Жираф весело хихикнул, копаясь в сюртуке убитого:

— Вот ключ, на бирке надпись: «Гостиница “Европа”». И номер апартаментов — семнадцать. Ой, а это что за чепуха?

Соколов принял шесть фотографий размера «миньон». Всмотрелся в них, с некоторым изумлением округлил глаза и без слов убрал в брючный карман. Потом взял под локоть начальника саратовской охранки Рогожина, отвел в сторону:

— Держи ключ, поезжай на Немецкую улицу, тайком проникнешь в апартаменты Шахматиста. Нам лишний шум не нужен. Обыщи тщательней, загляни во все щели. Революционной шпаны ты развел у себя прорву! Иди сам расхлебывай.

— Литерное мероприятие «номер один»? Как же я утаю обыск? — удивился Рогожин. — Коридорный обязательно заметит, постояльцы...

— Впервой, что ль! И подумай: почему Шахматист не сдал ключ? Да потому, что выскользнул тайком. Ему алиби было нужно. Если бы после убийства Бренера, которое он замыслил, его кто опознал, он заявил бы: «Как же так, я весь вечер из своих комнат не выходил!» И прислуга это подтвердила бы. Он, возможно, в окно вылез. А ты влезь в него, теперь час поздний, никто не заметит.

— А если окно на втором или третьем этаже?

— На нижнем!
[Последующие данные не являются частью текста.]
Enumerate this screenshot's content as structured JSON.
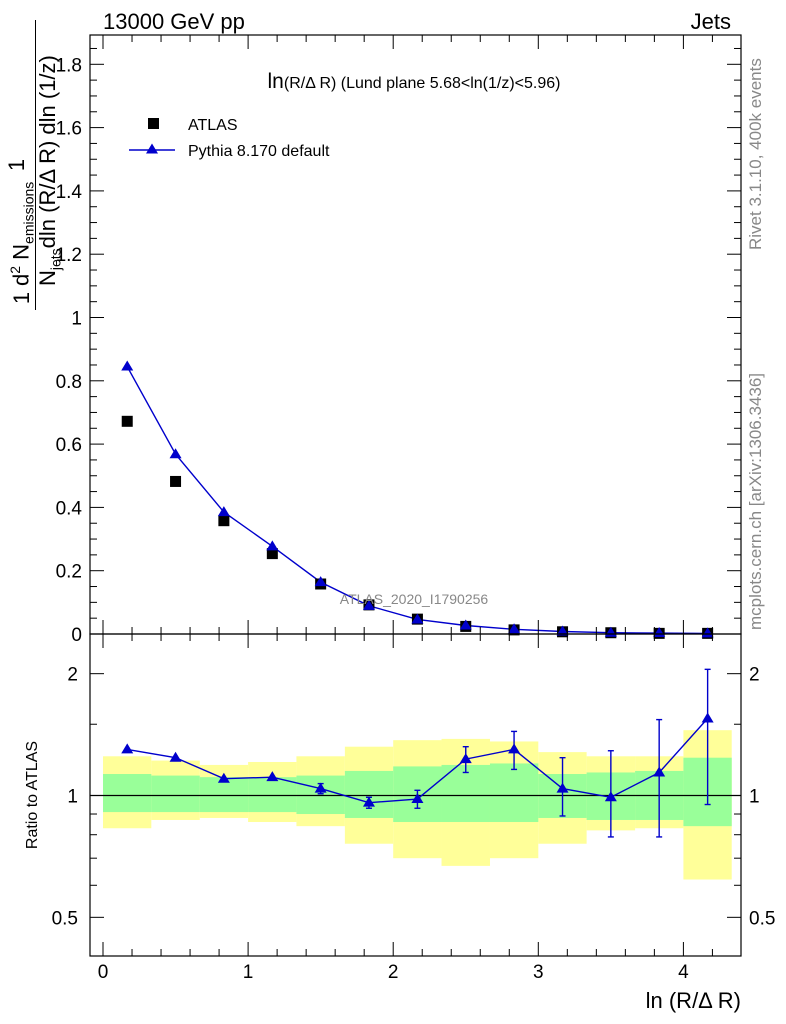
{
  "header": {
    "left": "13000 GeV pp",
    "right": "Jets"
  },
  "side": {
    "rivet": "Rivet 3.1.10,  400k events",
    "mcplots": "mcplots.cern.ch [arXiv:1306.3436]"
  },
  "watermark": "ATLAS_2020_I1790256",
  "colors": {
    "data": "#000000",
    "mc": "#0000cc",
    "band_inner": "#99ff99",
    "band_outer": "#ffff99"
  },
  "chart_data": [
    {
      "type": "scatter",
      "title": "ln(R/Δ R) (Lund plane 5.68<ln(1/z)<5.96)",
      "title_main": "ln",
      "title_rest": "(R/Δ R) (Lund plane 5.68<ln(1/z)<5.96)",
      "ylabel": {
        "frac_one": "1",
        "den_N": "N",
        "den_sub": "jets",
        "den_rest": "dln (R/Δ R) dln (1/z)",
        "num_d": "d",
        "num_sup": "2",
        "num_N": " N",
        "num_sub": "emissions"
      },
      "xlim": [
        -0.1,
        4.42
      ],
      "ylim": [
        0,
        1.9
      ],
      "yticks": [
        0,
        0.2,
        0.4,
        0.6,
        0.8,
        1,
        1.2,
        1.4,
        1.6,
        1.8
      ],
      "ytick_labels": [
        "0",
        "0.2",
        "0.4",
        "0.6",
        "0.8",
        "1",
        "1.2",
        "1.4",
        "1.6",
        "1.8"
      ],
      "legend": [
        {
          "label": "ATLAS",
          "marker": "square"
        },
        {
          "label": "Pythia 8.170 default",
          "marker": "triangle"
        }
      ],
      "x": [
        0.167,
        0.5,
        0.833,
        1.167,
        1.5,
        1.833,
        2.167,
        2.5,
        2.833,
        3.167,
        3.5,
        3.833,
        4.167
      ],
      "series": [
        {
          "name": "ATLAS",
          "values": [
            0.672,
            0.482,
            0.358,
            0.254,
            0.158,
            0.092,
            0.047,
            0.024,
            0.013,
            0.007,
            0.004,
            0.002,
            0.002
          ]
        },
        {
          "name": "Pythia 8.170 default",
          "values": [
            0.845,
            0.568,
            0.385,
            0.277,
            0.164,
            0.089,
            0.046,
            0.027,
            0.015,
            0.008,
            0.004,
            0.003,
            0.002
          ]
        }
      ]
    },
    {
      "type": "line",
      "ylabel": "Ratio to ATLAS",
      "xlabel": "ln (R/Δ R)",
      "xlim": [
        -0.1,
        4.42
      ],
      "ylim": [
        0.4,
        2.35
      ],
      "log_y": true,
      "xticks": [
        0,
        1,
        2,
        3,
        4
      ],
      "xtick_labels": [
        "0",
        "1",
        "2",
        "3",
        "4"
      ],
      "yticks": [
        0.5,
        1,
        2
      ],
      "ytick_labels": [
        "0.5",
        "1",
        "2"
      ],
      "bins": [
        0,
        0.333,
        0.667,
        1.0,
        1.333,
        1.667,
        2.0,
        2.333,
        2.667,
        3.0,
        3.333,
        3.667,
        4.0,
        4.333
      ],
      "band_inner": [
        [
          0.91,
          1.13
        ],
        [
          0.91,
          1.12
        ],
        [
          0.91,
          1.11
        ],
        [
          0.91,
          1.11
        ],
        [
          0.9,
          1.12
        ],
        [
          0.88,
          1.15
        ],
        [
          0.86,
          1.18
        ],
        [
          0.86,
          1.19
        ],
        [
          0.86,
          1.2
        ],
        [
          0.88,
          1.13
        ],
        [
          0.87,
          1.14
        ],
        [
          0.87,
          1.15
        ],
        [
          0.84,
          1.24
        ]
      ],
      "band_outer": [
        [
          0.83,
          1.25
        ],
        [
          0.87,
          1.22
        ],
        [
          0.88,
          1.19
        ],
        [
          0.86,
          1.21
        ],
        [
          0.84,
          1.25
        ],
        [
          0.76,
          1.32
        ],
        [
          0.7,
          1.37
        ],
        [
          0.67,
          1.38
        ],
        [
          0.7,
          1.36
        ],
        [
          0.76,
          1.28
        ],
        [
          0.82,
          1.25
        ],
        [
          0.83,
          1.25
        ],
        [
          0.62,
          1.45
        ]
      ],
      "x": [
        0.167,
        0.5,
        0.833,
        1.167,
        1.5,
        1.833,
        2.167,
        2.5,
        2.833,
        3.167,
        3.5,
        3.833,
        4.167
      ],
      "series": [
        {
          "name": "Pythia 8.170 default",
          "values": [
            1.3,
            1.24,
            1.1,
            1.11,
            1.04,
            0.96,
            0.98,
            1.23,
            1.3,
            1.04,
            0.99,
            1.14,
            1.55
          ],
          "err_low": [
            0.01,
            0.01,
            0.01,
            0.01,
            0.03,
            0.03,
            0.05,
            0.09,
            0.14,
            0.15,
            0.2,
            0.35,
            0.6
          ],
          "err_high": [
            0.01,
            0.01,
            0.01,
            0.01,
            0.03,
            0.03,
            0.05,
            0.09,
            0.14,
            0.2,
            0.3,
            0.4,
            0.5
          ]
        },
        {
          "name": "ATLAS",
          "values": [
            1,
            1,
            1,
            1,
            1,
            1,
            1,
            1,
            1,
            1,
            1,
            1,
            1
          ]
        }
      ]
    }
  ]
}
В гостиницах первая цифра всегда обозначает этаж.

— А если там кто есть?

Соколов вмиг рассвирепел.

— В любви объяснись! — Малость остыл, добавил: — Возьми с собой Дьякова — он мужик здоровый, троих скрутит.

Вернулся к сослуживцам, ободряюще сказал:

— За два часа управитесь? К половине двенадцатого ночи подтягивайтесь к ресторану «Метрополь». Помянем славного старика Гусакова. А теперь все отправляйтесь на задание. — Подхватив под локоть Сахарова, увлек на улицу.

Под звездным небом

Кох остановил какую-то телегу, заставил возчика вывалить возле больничной ограды копну сена. Больничные санитары положили в телегу трупы Гусакова, Бренера и Шахматиста, накрыли их рогожей. Возчик — молодой глуповатый мужичок, насмерть перепуганный видом мертвецов, — торопливо погнал лошадей.